Fransa hala kırılgan
Fransa'da bir arınma yaşandığı doğru değil, diyor Hospodářské noviny:
“Baş sanık ve ölen saldırganlardan birinin hayat arkadaşı ağır cezalar almalarına rağmen suçlamaları reddettiler. Ancak geriye dönüp bakıldığında daha ciddi bir şey görülüyor: Hoşgörüsüz siyasal İslamı temsil eden saldırının şoku, Başkan François Hollande ve Başbakan Angela Merkel gibi siyasetçilerin de katıldığı Paris Yürüyüşünde olduğu gibi birlik ve beraberliği artırdı gerçi, ama günümüz Fransa'sı hala kırılgan ve kırılgan olmaya da devam edecek.”
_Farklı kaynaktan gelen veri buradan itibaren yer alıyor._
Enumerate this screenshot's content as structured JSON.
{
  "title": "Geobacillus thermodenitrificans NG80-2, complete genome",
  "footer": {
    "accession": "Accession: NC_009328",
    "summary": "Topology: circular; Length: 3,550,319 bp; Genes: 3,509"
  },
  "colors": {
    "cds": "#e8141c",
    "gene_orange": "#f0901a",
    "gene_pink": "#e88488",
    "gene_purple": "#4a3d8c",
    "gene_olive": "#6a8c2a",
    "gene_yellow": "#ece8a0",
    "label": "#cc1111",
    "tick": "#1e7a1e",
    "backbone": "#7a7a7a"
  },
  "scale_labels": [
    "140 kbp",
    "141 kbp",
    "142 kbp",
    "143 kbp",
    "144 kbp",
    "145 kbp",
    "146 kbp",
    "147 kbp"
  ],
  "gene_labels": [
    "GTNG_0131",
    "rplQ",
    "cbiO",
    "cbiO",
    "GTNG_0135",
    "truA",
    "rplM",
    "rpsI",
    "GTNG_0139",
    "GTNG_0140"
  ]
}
Terör kışkırtıcıları sevinmeye devam edebilir
Aargauer Zeitung'un Paris muhabiri Stefan Brändle, davanın sonunda Fransız toplumunda yeni kutuplaşmalar gözlendiğini söylüyor:
“Üstelik bu kutuplaşma sadece siyasi sağ ve sol arasında değil. Laiklik ve karikatürler söz konusuysa, Elisabeth Badinter gibi feministler popülist sağcı Marine Le Pen'le aynı safta mücadele veriyor. Bütün bu görüş ayrılıklarının temelinde 'İslam' kelimesi yatıyor. Eylül'den bu yana kutuplaşma azalmadığı gibi daha da arttı. Aslında yukarıda adı geçen herkesin çıkarlarının aynı, ortak düşmanlarının da terör olmasına rağmen böyle düşünmeleri daha da ciddi bir sorun. Terörün suç ortakları kınandı kınanmasına; ama terörü kışkırtanlar uygar dünyadaki rakiplerini daha da kutuplaştırdıkları için daha mutlu olabilirler şimdi.”